English Software developer into open source and run Linux everywhere I can.
I only recently signed up (although known about OSM for a year or two) and got into contributing; attended my 1st mapping party Aug'08 for SW London. I was co-organiser for my second one after noticing an old home-town (Farnham, Surrey) was missing a lot. Who knows what the third one will be!
Links: [my website] . If you come across a jgbreezer elsewhere, its sure to be me, sometimes I go by/display-name of Breezer but it could be someone else.
Personal knowledge of Farnham(Surrey) (especially SW of town) and bits of Guildford, SW London zone 3-or-so (Balham/Tooting area), Colchester(Essex) and some of the outlying north-side villages, Farnborough(Hampshire) and Cove, and maybe vague memories of a few other south-east-england towns in Kent/Essex/Herts/Hants; mostly near the borders of each of these (funny how I've generally always lived pretty near a county border, blame my folks for most of that - and I mean just a few miles not in the way that everybody in the UK isn't that far from a county border).
Commute to London and am doing little updates for missing amenities when I feel spurts of inspiration as most of the roads I tend to go anywhere near are done. Since most of the work around my area is done, I'm filling in the extras. I have worked for the Post Office before so that and a mention on the Ubuntu-UK podcast by an OSM-associated interviewee got me an almost obsessive need fill them in. Also to fill in postbox reference numbers (eg ref=SE1 28) if I'm not too tired to stop and have the time, after a comment on one of my [diary entries] suggested adding the info. They give a good idea of the post-code area around it too (at least, the first part). Sometimes I even add the telephone numbers from phone-boxes (as eg. phone=+44-20-81234567).
Been trying out lots of Java/Symbian mapping and tracking apps for my new-ish top-spec Nokia mobile, have about 9 on the phone at the moment 'til I decide what I want to keep/not.

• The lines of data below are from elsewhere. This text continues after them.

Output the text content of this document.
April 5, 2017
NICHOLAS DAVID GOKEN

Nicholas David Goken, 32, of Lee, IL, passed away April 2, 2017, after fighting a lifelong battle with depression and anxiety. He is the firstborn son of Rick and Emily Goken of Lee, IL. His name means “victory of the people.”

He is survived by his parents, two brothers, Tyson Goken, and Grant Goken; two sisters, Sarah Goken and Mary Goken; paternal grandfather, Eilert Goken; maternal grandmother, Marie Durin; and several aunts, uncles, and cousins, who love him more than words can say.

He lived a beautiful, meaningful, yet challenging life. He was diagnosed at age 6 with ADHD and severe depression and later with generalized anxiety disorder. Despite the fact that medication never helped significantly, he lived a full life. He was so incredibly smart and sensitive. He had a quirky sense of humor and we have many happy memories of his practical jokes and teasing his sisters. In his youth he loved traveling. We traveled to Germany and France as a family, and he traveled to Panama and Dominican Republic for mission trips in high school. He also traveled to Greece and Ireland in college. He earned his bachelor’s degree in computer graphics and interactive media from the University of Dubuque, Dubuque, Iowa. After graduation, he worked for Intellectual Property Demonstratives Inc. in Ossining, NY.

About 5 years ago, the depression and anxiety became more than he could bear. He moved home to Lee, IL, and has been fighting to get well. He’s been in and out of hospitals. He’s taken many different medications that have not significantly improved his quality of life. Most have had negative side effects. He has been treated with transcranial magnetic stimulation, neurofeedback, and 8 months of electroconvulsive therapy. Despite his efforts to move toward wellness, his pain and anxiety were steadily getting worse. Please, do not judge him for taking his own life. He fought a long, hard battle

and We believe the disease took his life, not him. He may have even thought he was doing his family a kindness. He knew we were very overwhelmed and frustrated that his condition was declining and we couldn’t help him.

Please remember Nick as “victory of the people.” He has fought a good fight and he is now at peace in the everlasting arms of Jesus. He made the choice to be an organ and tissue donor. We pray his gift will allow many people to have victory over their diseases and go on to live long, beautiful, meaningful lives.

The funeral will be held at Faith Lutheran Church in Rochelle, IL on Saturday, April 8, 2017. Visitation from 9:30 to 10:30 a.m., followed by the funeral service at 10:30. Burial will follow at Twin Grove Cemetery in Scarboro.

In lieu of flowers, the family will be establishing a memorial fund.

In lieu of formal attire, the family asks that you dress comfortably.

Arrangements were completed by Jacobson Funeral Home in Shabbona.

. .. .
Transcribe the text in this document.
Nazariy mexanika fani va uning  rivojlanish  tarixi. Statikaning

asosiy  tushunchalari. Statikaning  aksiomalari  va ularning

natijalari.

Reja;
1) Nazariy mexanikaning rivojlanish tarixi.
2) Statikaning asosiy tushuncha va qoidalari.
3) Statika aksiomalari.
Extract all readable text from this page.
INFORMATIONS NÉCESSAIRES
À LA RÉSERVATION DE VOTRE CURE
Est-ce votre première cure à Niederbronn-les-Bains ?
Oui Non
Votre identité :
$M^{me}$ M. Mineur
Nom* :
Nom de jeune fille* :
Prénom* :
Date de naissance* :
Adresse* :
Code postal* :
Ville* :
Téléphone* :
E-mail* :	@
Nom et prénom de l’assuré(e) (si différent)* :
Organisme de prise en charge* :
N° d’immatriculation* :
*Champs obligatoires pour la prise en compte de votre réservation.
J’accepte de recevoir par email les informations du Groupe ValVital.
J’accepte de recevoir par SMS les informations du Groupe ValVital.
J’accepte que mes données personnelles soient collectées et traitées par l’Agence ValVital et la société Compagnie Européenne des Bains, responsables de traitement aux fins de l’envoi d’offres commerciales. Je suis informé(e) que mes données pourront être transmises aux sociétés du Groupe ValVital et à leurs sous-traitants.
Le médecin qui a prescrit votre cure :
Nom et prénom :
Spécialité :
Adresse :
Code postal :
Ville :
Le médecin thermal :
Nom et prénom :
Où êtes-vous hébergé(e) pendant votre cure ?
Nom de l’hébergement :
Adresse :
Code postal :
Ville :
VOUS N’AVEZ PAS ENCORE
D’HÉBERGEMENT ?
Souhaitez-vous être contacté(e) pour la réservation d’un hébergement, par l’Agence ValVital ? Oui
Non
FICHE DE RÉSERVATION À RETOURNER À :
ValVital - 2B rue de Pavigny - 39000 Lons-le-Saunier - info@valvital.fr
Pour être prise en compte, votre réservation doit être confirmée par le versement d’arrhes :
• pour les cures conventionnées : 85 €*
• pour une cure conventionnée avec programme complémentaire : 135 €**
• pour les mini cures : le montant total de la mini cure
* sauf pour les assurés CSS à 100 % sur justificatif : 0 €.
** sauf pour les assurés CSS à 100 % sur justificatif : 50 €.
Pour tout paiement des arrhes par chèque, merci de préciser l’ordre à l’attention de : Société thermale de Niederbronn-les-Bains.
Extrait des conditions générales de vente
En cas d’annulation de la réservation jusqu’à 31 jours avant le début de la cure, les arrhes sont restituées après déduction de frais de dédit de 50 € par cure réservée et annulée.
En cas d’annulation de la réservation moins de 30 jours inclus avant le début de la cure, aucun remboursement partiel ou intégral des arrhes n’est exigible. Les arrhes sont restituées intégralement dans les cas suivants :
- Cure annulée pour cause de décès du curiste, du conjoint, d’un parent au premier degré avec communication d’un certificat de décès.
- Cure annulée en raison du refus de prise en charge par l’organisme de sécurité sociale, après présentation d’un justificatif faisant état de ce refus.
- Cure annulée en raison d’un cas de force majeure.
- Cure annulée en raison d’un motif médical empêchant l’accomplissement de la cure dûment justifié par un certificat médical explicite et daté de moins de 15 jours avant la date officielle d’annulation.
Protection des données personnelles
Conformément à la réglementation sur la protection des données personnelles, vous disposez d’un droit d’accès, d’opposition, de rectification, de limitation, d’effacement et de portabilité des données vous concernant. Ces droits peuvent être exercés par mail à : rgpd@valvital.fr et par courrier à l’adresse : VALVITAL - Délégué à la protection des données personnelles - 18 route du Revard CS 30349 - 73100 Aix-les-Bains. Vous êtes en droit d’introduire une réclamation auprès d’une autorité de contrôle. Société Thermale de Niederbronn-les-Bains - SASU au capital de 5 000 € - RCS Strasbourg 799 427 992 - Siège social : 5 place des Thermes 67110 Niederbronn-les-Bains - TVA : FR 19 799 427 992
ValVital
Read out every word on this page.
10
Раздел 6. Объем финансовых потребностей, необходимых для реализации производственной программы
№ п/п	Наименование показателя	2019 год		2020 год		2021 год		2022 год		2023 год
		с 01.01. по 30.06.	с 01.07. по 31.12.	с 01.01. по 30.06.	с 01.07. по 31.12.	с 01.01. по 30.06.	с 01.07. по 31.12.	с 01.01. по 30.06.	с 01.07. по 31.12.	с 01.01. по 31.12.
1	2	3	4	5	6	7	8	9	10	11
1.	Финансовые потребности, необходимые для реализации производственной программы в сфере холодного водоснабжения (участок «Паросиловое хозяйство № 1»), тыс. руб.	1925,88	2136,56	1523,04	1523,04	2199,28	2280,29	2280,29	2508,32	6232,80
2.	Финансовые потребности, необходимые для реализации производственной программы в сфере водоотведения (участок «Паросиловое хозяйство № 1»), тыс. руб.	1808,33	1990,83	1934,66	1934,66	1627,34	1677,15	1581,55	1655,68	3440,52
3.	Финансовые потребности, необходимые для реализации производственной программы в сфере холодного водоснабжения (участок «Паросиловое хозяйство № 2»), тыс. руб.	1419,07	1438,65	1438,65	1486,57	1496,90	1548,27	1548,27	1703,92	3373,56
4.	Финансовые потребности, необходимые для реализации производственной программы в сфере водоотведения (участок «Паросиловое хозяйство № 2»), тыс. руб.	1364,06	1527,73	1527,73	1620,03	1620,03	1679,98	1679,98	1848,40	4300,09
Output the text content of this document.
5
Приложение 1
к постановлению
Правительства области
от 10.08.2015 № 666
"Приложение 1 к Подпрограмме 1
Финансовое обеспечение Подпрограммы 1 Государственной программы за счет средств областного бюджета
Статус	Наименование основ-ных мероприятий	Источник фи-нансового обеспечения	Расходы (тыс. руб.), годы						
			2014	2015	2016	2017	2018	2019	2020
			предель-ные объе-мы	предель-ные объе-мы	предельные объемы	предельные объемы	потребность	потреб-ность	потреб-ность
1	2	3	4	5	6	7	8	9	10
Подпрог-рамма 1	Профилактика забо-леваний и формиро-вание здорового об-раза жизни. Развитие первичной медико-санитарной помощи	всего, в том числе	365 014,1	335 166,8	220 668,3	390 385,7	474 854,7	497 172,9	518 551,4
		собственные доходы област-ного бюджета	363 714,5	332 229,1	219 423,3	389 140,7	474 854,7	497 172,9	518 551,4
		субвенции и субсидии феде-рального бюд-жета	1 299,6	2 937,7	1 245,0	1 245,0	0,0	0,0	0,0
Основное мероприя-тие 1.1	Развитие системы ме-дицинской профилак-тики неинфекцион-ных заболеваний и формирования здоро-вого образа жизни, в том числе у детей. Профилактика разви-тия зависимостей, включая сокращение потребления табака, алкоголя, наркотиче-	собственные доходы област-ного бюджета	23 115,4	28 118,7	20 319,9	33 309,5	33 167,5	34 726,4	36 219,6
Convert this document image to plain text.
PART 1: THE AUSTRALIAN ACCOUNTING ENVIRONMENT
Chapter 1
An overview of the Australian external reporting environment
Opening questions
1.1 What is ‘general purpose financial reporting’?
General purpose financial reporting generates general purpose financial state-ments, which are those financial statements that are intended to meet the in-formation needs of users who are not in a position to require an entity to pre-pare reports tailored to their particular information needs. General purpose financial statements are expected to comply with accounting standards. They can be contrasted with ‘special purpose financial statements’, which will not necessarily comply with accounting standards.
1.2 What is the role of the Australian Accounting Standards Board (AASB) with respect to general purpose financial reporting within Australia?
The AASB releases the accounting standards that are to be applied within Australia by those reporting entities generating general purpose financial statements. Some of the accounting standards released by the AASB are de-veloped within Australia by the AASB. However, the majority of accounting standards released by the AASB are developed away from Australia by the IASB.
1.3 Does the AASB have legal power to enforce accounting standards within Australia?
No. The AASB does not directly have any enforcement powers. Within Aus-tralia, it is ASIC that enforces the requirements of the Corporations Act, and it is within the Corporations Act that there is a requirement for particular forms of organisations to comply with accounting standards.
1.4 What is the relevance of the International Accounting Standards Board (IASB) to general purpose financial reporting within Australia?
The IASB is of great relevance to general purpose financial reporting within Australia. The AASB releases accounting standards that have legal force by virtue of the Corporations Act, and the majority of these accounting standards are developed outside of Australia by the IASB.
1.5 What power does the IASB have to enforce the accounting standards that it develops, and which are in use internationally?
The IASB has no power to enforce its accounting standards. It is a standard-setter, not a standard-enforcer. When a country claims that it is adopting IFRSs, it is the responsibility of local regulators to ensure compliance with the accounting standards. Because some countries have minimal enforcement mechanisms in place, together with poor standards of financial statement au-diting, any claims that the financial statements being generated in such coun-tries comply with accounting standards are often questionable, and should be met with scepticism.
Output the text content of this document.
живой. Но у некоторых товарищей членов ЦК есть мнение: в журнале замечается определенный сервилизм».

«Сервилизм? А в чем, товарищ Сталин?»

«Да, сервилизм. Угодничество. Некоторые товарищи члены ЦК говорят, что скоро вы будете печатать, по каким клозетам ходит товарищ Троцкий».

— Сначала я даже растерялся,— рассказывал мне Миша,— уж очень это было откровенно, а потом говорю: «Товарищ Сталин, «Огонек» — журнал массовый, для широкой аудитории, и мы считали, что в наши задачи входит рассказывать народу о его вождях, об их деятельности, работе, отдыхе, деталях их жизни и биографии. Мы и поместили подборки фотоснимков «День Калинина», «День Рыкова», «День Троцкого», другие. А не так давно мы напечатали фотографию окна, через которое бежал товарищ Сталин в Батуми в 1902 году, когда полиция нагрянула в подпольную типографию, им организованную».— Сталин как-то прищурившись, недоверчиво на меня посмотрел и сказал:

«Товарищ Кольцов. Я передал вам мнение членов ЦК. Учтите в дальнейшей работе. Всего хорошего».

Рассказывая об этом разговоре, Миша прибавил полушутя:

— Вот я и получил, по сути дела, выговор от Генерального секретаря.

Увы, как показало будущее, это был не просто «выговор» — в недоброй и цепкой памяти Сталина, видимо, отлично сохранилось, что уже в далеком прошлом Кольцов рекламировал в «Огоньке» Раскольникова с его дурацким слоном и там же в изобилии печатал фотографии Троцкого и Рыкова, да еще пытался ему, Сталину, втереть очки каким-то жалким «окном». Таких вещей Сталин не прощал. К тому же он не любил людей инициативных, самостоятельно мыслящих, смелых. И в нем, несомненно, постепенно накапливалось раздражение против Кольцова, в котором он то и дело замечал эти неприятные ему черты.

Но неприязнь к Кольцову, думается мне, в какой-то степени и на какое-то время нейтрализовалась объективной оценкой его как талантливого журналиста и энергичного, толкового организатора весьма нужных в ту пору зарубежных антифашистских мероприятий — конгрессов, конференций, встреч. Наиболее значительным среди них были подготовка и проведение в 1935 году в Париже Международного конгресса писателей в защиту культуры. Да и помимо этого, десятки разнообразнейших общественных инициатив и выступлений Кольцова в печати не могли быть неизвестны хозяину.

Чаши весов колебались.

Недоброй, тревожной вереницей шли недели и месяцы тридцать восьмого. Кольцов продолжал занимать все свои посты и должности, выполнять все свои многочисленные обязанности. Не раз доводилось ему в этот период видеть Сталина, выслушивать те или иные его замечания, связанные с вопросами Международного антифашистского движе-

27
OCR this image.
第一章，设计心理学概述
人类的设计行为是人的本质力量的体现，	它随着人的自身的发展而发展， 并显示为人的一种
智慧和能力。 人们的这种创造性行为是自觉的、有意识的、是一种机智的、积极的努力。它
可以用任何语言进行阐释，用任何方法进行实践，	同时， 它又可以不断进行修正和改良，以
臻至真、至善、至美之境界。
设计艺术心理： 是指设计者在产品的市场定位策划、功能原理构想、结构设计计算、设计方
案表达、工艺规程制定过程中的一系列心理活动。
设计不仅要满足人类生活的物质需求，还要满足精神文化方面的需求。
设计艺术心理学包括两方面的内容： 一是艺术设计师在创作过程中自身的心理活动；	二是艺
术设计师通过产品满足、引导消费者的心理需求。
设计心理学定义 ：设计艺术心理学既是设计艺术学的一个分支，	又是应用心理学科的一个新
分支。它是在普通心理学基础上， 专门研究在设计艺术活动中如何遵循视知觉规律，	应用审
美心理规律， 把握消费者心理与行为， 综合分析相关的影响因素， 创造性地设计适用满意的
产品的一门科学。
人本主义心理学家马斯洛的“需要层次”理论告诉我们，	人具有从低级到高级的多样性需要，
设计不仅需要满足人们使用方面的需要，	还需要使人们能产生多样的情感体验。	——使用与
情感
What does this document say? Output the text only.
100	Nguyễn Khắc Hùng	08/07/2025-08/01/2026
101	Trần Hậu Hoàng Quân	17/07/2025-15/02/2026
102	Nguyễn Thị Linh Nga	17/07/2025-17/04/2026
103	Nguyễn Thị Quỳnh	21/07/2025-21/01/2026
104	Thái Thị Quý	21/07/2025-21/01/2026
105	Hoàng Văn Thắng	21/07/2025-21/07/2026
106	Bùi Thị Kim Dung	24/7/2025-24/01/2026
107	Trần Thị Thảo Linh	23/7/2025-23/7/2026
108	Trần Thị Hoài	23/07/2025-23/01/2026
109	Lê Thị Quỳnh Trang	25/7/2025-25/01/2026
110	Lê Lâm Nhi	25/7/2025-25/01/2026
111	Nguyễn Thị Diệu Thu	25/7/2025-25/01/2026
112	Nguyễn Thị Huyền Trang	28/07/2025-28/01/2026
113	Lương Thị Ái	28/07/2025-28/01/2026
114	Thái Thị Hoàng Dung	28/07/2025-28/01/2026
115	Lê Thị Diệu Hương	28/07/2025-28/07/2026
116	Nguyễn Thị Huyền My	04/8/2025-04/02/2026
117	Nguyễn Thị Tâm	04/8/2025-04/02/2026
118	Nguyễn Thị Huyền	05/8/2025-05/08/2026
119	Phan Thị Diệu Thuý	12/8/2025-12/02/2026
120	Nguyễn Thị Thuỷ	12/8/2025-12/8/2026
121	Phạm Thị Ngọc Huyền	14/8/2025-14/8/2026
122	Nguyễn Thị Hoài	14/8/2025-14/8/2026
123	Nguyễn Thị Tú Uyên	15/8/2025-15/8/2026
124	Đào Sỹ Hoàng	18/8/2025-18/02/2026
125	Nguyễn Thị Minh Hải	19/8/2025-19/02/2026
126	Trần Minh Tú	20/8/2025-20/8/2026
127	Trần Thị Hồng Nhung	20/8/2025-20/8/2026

Feel free to ask me about my experiences and opinions of them if you're just getting into one.
I also recently bought a Holux M-241, lovely little device as long as you remember to stop the logging before turning it off. Small LCD display, bluetooth 2.0, mini-USB port for data/power, runs off an AA battery (but can't charge it from the usb port). More accurate and sensitive (less prone to being thrown off by going under trees, buildings) than my phone as it has one of the latest-generation chipsets rather than a SirfStar II which my Nokia has, oh and its built for the job... Even works inside (just about, if <=2 levels below roof/or near enough a window in good weather) although it takes a while to lock on in that situation.
The M-241 works happily on ubuntu via the usb port (not tried bluetooth yet except to my phone as external gps unit) and you can extract the data with gpsbabel (as well as another Java app I haven't tried yet, I believe); as long as you have a recent version of gpsbabel: 1.3.5-ish compiled from latest cvs repository worked with a hack to set the static is_m241 var to 1 instead of 0. For some reason without that, it didn't want to believe it was what I said it was. Or maybe I hadn't yet got the hang of connecting/leaving it on instead of off (as the display lights up and hunts for gps with the usb connected, even if device is switched off).
Besides the java/symbian(s60) on-device software I mentioned above, I mostly use JOSM for edits/uploading, after potlatch's constant delays while fetching data/hangs while it calculates got too annoying. Still hate bits of josm (what's up with layers, really!) but it's the best I've used so far. Still need to get the taskflow a bit more streamlined (mainly in the data-gathering via gps bits) but having fun, and that's an important part; if it gets boring I'm not likely to carry on with it too long. Feels great to be contributing properly to open source.
Let's hope all this enthusiasm isn't just a passing fad!